In Theravada there is no "individual" much less "coming" or "going" anywhere. Core difference between Theravada and Mahayana is that Theravada rejects any essential Self. Mahayana sneaks in the notion of Buddha-nature or primordial Mind underneath experience in contrast. So in a sense if a philosophy centers on an essential Self, Theravada would be more unfamiliar. Theravada is also almost exclusively renunciate. Mahayanists can achieve enlightenment without monasticism, and Tantra is even less renunciate -- focusing on using everyday sensory world, emotions, and non-monastic religious teachers.

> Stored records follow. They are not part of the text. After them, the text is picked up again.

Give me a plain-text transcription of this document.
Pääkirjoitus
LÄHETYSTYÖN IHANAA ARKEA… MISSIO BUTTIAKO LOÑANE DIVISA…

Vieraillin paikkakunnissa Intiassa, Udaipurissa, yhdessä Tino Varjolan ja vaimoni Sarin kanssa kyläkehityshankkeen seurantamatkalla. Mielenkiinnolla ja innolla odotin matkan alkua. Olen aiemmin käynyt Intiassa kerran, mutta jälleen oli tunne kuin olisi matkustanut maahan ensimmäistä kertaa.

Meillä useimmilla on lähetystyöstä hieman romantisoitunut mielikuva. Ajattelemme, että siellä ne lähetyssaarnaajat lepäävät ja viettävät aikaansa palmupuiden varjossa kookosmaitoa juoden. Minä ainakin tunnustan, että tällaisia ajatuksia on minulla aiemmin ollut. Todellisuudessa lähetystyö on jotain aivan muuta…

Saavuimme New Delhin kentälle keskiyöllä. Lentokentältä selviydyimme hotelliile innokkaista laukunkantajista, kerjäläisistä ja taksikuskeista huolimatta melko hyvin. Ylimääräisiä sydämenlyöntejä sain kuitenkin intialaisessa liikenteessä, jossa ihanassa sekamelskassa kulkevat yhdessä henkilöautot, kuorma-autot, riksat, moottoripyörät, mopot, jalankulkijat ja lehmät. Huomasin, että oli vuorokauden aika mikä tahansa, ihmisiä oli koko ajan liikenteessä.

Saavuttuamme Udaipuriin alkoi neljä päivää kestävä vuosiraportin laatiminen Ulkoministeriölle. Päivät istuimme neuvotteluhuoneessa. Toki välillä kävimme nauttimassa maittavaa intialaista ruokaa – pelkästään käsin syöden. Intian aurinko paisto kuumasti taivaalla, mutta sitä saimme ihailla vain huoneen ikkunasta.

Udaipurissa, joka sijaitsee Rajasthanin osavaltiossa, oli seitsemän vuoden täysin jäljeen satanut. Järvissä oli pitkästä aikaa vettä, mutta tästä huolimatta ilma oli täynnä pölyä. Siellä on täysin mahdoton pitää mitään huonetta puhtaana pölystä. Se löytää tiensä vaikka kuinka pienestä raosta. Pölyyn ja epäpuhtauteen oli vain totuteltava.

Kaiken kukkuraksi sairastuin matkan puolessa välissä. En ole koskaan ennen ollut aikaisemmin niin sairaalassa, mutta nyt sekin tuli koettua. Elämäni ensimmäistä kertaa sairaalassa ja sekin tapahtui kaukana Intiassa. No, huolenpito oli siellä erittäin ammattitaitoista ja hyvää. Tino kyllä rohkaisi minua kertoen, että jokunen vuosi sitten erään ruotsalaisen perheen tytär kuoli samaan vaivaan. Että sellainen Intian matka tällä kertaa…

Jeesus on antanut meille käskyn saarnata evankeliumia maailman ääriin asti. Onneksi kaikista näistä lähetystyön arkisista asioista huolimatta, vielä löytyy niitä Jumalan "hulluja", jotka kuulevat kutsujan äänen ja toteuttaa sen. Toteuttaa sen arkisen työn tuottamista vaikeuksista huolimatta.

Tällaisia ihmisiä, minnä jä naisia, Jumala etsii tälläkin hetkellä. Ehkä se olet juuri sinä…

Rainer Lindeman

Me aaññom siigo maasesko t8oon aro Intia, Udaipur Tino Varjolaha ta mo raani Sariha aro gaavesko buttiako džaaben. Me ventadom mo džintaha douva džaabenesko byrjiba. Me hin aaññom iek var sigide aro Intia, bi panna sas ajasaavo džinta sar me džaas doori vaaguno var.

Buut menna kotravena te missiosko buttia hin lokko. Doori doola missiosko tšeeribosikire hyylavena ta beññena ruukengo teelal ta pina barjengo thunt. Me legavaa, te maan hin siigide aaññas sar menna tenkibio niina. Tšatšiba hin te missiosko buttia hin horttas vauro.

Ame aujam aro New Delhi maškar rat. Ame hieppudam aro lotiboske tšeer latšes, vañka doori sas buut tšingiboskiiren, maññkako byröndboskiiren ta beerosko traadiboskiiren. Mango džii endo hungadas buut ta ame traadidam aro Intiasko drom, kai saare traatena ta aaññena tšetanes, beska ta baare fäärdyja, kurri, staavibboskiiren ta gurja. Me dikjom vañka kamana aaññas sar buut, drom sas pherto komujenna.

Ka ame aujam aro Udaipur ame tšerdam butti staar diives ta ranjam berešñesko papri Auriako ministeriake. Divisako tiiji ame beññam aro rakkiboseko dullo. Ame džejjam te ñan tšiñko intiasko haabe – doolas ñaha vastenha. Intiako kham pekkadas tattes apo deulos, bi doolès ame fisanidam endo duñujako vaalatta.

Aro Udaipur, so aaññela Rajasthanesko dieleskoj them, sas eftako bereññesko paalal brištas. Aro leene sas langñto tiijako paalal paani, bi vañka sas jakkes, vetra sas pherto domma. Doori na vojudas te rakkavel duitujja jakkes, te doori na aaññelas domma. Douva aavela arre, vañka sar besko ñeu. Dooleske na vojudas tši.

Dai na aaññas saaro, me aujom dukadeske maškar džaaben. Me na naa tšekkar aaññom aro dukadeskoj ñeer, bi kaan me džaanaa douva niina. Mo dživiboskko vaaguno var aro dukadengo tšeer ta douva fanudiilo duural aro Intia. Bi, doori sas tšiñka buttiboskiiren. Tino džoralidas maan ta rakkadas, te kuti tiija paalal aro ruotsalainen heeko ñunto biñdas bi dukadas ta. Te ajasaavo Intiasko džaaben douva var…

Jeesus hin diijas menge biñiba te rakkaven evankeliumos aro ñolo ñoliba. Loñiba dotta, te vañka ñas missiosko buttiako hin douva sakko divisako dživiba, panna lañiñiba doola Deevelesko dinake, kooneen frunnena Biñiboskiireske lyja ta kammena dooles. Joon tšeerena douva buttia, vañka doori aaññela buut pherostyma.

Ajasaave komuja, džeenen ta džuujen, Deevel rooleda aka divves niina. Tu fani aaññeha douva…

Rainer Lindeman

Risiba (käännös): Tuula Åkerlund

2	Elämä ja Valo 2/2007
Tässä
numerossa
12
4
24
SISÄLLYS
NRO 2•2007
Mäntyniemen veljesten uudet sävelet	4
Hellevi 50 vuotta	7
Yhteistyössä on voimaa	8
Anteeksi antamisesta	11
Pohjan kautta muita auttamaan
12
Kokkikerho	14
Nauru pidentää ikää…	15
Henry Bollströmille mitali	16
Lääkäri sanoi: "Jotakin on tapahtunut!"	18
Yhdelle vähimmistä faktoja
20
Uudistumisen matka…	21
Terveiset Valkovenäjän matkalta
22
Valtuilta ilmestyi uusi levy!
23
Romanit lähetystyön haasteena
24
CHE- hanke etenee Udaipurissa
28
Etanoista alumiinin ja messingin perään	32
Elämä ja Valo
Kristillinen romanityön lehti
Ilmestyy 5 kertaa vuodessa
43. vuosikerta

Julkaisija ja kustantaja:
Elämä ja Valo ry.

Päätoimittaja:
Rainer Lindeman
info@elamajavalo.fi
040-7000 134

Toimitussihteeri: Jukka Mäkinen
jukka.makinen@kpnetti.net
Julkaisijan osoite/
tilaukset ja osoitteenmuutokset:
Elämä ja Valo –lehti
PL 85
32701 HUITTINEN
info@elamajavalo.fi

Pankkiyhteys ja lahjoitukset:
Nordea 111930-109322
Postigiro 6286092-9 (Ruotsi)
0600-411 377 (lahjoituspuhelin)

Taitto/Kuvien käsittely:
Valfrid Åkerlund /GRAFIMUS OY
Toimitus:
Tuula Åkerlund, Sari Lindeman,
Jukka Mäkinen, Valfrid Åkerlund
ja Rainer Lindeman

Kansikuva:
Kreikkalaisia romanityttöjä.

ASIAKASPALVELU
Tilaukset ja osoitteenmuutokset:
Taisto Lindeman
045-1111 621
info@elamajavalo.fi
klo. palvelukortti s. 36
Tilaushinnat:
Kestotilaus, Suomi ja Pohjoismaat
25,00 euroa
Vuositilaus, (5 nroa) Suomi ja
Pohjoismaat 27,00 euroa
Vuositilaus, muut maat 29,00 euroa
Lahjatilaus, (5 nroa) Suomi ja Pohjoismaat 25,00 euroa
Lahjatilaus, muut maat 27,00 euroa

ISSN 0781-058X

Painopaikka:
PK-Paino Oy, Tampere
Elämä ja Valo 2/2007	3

Not sure if Pali Canon is older. It probably is, but it can also be debatable. You're right; Theravada is more "scientific," but that was an outcome of foreign influence. The incentive to use only the Pali Canon, read it as an instruction manual, and recreate from it Buddha's meditation techniques as central to the Buddhist path arose in dialogue with the 19th/20th century West (by way of Protestantism; same 'sanitization' happened with yogic religion in India). For a talk on this see "Is Mindfulness Buddhist? And Why it Matters.", and "Theravada Reinvents Meditation".
Actually, the view of having no self is considered to be just as incorrect as the view of having a self. (But this doesn't have anything to do with Dr Flower's book)
The following post link is in reference to a Pali text.
The suttas don't negate atman.... | Page 2 | ReligiousForums.com
 

crossfire

LHP Mercuræn Feminist Heretic Bully ☿
Premium Member
Hmm. I feel what the Buddha "really" said is beside the point. The suttas can be ambiguous that any interpretation can be valid depending on point of view. Clinging to anything seems contraindicated in all Buddhisms, but for Theravada more precisely self or innate mind is severely contraindicated (Thanissaro Bhikkhu: What is Wrong with Buddha Nature).
Well, there really isn't much ambiguity in the Theravadan sutta referenced in the above linked thread. But then we are getting off topic. However, that sutta does describe the Advaita technique of meditating/contemplating on the Self as "being unfit for attention," so it does show the incorrectness of Dr Flowers presentation of Advaita as Buddhism in his book.
 

Kemble

Active Member
Even the anapanasati sutta, the lifeblood of Theravada practice, is ambiguous enough to cause a variety of interpretations and meditation lineages that don't agree with each other.

I have no idea what that Flowers book says about Buddhism.